Compound 11: mp 201-202 °C. IR (KBr): 3290, 1595, 1500, 1445, 1260 cm^-1. ¹H NMR (300 MHz, CDCl₃/TMS): δ = 2.35 (s, 9 H), 6.73 (d, J = 8.7 Hz, 2 H), 7.00 (d, J = 16.2 Hz, 3 H), 7.05-7.11 (m, 6 H), 7.14 (d, J = 8.7 Hz, 2 H), 7.20-7.31 (m, 6 H), 7.34 (d, J = 5.4 Hz, 3 H), 7.35 (d, J = 16.2 Hz, 3 H), 7.45-7.54 (m, 9 H). ¹³C NMR (75 MHz, CDCl₃): δ = 20.2, 63.7, 114.3, 124.4, 126.1, 126.5, 127.4, 128.6, 129.1, 129.7, 132.2, 132.7, 133.7, 134.7, 137.8, 139.2, 146.3, 153.4. Compound 12: mp 220-224 °C (CHCl₃-MeOH).
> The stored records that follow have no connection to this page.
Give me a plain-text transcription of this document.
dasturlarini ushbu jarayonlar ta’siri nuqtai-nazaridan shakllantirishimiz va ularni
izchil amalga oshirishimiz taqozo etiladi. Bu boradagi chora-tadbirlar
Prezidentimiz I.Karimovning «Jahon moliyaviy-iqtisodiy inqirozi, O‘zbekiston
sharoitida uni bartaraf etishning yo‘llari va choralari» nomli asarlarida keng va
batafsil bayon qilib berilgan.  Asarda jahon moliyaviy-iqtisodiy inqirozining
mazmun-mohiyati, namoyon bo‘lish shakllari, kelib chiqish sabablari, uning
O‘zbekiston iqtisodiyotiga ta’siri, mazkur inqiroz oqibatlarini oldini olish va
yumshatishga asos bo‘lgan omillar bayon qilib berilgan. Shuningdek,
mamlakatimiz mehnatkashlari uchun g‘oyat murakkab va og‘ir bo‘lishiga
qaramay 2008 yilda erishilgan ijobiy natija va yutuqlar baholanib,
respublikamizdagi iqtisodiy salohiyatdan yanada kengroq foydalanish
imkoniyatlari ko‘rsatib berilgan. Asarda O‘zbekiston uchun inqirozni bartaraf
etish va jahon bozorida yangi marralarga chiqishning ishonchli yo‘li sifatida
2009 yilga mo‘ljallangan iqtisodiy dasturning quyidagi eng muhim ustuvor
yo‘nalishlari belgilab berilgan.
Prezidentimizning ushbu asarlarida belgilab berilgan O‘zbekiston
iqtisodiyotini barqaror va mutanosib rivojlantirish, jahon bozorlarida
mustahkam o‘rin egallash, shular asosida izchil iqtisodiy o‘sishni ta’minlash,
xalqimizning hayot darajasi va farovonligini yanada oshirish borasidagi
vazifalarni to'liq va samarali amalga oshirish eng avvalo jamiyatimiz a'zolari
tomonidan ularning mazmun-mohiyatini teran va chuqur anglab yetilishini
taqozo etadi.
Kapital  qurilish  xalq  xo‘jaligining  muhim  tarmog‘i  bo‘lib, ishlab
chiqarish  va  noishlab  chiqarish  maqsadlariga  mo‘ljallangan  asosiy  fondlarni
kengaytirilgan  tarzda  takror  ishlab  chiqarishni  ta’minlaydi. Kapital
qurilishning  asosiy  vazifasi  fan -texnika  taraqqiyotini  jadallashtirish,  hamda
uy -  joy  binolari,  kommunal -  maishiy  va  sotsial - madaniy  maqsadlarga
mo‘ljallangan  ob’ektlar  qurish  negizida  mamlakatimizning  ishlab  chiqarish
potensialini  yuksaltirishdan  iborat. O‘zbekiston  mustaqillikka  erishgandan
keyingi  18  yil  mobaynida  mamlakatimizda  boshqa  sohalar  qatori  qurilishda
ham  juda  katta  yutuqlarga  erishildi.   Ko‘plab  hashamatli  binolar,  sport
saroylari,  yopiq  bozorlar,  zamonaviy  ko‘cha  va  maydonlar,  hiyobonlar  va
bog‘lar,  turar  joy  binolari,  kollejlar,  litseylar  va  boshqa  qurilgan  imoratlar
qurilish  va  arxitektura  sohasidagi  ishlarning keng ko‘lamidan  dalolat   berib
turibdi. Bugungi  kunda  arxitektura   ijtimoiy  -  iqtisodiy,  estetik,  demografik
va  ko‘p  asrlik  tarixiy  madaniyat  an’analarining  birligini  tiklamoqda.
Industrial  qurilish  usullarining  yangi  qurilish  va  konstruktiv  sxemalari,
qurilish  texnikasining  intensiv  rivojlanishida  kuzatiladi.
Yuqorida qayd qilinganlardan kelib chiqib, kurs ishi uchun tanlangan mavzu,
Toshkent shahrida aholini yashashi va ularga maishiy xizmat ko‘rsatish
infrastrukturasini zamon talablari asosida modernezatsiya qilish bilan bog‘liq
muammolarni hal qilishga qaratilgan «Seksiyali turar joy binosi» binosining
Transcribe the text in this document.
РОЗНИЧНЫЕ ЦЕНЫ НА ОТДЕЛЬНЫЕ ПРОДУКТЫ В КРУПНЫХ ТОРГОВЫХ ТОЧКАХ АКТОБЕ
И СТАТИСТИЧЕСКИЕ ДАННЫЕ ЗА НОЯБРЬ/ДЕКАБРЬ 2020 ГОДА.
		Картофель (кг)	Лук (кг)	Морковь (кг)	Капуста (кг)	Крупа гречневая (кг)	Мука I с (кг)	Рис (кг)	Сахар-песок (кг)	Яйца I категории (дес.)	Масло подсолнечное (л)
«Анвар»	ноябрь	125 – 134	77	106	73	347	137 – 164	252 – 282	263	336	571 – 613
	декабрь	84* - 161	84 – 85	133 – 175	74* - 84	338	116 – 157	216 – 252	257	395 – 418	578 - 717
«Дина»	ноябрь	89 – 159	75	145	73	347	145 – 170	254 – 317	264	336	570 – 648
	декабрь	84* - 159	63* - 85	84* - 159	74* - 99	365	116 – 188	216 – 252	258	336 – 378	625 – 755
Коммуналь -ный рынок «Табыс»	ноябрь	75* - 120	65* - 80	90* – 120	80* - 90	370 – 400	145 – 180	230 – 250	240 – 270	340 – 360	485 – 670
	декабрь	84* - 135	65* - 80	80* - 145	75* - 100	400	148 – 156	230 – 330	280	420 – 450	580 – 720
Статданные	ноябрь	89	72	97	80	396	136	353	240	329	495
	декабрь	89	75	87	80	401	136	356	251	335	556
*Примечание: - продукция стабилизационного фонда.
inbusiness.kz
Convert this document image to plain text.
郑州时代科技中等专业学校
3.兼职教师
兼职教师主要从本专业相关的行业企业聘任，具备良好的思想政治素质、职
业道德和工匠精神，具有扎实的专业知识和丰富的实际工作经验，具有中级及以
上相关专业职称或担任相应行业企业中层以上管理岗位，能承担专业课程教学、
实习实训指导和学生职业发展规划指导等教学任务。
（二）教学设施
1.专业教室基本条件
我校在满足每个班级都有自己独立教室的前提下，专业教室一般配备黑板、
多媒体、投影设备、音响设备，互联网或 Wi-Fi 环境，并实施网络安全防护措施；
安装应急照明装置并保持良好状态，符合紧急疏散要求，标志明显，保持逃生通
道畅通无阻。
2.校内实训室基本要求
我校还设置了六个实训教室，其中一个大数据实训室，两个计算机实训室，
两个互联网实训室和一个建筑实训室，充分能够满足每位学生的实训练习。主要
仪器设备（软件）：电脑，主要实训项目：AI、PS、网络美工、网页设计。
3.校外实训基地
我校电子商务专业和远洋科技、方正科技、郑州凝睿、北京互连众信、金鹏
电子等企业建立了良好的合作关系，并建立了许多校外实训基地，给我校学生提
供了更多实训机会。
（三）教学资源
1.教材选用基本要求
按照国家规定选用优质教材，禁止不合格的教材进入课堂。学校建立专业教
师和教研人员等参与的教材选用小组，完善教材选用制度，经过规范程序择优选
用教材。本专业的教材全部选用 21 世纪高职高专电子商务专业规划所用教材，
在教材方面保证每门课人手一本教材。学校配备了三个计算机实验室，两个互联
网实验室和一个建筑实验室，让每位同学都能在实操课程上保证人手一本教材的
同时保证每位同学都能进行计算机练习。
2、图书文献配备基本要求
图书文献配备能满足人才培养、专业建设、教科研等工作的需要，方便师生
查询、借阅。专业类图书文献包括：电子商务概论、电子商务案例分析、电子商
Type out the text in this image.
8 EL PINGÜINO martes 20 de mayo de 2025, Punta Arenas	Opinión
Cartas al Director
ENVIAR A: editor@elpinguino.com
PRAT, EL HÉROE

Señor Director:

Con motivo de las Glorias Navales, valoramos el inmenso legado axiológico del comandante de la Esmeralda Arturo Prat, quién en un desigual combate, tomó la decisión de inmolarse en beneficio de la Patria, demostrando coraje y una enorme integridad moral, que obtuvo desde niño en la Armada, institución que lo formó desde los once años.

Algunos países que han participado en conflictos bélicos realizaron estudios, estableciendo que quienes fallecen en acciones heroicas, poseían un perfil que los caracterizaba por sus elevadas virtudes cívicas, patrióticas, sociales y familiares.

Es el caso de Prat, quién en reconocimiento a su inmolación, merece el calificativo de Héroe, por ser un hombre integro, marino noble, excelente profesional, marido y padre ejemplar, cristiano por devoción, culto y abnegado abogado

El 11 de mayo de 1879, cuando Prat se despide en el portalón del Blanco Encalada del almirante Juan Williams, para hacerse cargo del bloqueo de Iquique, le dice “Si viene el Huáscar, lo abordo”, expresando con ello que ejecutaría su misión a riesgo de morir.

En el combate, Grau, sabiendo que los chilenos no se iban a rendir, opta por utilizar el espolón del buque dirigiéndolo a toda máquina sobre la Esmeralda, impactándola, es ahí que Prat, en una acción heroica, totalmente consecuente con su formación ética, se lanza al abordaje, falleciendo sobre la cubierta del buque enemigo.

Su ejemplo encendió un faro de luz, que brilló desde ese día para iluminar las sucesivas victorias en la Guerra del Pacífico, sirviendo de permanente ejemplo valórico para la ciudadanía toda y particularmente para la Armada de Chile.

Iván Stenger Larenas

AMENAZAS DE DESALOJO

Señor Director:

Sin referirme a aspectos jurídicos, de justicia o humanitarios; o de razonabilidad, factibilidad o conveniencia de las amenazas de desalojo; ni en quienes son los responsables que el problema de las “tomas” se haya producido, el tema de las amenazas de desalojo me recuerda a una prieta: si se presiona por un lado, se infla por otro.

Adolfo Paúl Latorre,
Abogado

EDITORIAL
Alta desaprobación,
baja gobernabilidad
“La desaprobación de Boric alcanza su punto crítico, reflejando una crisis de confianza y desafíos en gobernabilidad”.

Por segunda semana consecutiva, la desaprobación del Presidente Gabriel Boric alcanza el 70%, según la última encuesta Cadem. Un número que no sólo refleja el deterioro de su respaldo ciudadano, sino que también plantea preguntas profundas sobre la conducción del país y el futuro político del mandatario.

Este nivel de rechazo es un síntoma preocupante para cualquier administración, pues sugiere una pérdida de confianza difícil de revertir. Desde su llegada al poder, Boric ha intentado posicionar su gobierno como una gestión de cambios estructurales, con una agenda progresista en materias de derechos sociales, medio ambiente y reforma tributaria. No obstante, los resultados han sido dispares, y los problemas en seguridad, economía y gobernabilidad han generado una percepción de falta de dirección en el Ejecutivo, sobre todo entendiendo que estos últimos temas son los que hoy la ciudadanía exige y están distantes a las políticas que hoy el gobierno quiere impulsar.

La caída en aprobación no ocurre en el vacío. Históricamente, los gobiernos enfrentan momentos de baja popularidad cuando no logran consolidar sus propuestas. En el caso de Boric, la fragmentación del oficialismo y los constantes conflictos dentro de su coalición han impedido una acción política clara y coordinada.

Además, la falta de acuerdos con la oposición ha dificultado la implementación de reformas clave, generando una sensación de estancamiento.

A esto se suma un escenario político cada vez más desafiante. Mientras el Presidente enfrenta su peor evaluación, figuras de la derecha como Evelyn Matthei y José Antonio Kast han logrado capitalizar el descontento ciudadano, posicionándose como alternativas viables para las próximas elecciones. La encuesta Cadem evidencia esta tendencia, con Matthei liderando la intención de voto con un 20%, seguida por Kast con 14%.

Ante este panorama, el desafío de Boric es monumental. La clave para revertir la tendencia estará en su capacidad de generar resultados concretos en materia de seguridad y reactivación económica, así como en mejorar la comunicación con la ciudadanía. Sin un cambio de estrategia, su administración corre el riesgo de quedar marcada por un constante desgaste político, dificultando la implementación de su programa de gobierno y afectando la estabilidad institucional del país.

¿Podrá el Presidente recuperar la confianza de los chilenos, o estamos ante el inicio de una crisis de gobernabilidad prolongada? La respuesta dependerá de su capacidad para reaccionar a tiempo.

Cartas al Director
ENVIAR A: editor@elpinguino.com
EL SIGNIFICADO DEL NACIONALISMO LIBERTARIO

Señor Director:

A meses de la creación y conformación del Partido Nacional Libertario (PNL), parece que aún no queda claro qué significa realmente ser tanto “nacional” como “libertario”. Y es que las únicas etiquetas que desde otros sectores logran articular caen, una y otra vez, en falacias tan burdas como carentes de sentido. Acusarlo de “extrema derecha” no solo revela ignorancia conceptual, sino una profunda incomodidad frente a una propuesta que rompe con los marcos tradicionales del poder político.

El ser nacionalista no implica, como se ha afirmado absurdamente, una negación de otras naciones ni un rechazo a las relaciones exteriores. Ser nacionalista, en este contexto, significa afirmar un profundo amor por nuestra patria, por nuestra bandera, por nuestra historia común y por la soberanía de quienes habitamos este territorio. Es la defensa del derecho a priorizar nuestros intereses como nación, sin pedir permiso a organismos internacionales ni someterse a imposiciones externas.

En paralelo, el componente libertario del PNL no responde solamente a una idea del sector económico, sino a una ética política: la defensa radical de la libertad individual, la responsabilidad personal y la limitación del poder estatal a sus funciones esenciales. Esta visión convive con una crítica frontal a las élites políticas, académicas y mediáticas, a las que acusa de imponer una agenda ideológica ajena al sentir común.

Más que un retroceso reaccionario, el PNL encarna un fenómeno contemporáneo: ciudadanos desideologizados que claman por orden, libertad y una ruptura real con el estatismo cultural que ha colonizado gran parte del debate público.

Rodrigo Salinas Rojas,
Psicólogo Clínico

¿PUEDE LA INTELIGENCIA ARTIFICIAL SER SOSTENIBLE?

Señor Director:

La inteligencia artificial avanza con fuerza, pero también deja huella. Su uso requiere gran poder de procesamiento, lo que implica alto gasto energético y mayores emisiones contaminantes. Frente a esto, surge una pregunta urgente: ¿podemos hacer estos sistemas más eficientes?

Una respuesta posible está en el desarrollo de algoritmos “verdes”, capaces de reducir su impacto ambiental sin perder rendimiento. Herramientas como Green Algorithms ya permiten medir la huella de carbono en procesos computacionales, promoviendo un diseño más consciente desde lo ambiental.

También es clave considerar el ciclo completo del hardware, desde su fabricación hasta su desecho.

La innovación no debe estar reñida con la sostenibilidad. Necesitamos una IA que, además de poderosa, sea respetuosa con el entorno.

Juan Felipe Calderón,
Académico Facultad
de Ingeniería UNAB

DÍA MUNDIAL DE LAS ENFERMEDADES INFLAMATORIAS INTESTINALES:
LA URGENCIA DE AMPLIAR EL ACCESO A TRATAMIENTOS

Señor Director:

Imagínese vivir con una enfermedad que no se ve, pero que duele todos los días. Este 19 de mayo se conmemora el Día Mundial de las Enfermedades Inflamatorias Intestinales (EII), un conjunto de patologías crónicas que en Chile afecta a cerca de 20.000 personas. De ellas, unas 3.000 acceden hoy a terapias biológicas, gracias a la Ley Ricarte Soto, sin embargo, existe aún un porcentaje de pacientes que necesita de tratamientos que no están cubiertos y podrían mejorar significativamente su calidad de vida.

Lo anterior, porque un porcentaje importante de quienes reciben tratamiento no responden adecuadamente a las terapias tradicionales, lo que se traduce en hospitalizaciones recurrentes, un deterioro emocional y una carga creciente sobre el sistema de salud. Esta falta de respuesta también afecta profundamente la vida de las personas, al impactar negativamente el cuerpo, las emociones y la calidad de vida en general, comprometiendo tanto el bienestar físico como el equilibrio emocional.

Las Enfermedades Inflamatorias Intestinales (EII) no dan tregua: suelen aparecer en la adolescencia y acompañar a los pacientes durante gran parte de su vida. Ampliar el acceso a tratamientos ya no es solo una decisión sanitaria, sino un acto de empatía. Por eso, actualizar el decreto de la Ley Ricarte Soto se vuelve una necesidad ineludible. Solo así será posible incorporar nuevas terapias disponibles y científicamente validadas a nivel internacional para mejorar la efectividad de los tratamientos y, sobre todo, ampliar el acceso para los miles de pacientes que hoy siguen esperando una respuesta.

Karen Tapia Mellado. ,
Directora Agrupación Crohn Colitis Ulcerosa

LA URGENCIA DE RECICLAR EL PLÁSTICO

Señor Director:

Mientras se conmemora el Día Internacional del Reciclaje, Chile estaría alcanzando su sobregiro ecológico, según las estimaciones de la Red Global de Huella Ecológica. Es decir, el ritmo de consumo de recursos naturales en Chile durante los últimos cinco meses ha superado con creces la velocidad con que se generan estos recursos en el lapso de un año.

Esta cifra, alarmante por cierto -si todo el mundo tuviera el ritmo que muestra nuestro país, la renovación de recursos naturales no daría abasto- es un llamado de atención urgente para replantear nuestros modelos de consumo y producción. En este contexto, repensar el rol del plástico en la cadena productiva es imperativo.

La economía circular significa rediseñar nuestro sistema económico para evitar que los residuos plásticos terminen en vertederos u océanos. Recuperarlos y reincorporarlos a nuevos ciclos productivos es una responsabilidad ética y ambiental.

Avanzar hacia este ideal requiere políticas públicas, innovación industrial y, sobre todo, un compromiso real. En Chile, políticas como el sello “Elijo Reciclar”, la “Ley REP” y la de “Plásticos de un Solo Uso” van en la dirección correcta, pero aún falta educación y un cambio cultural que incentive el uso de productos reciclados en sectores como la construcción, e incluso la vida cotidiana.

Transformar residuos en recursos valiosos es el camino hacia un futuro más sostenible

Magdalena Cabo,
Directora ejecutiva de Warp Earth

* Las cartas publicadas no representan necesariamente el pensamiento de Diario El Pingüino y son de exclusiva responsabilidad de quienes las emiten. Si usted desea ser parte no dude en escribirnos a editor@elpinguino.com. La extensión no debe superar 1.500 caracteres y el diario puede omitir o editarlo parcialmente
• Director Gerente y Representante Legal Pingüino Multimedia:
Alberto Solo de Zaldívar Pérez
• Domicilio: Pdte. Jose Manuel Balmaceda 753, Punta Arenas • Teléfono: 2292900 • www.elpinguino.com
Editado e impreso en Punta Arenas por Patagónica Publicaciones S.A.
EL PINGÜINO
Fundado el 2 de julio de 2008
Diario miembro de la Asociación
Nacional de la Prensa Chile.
IR (KBr): 3300, 1600, 1510, 1440, 1280 cm^-1. ¹H NMR (300 MHz, CDCl₃): δ = 1.33 (s, 27 H), 2.34 (s, 9 H), 4.67 (br s, 1 H), 6.72 (d, J = 8.5 Hz, 2 H), 6.98 (d, J = 16 Hz, 3 H), 7.04-7.11 (m, 6 H), 7.14 (d, J = 8.3 Hz, 2 H), 7.26 (d, J = 16 Hz, 3 H), 7.37 (d, J = 8.2 Hz, 6 H), 7.45 (d, J = 8.8 Hz, 6 H), 7.48 (d, J = 9.2 Hz, 3 H).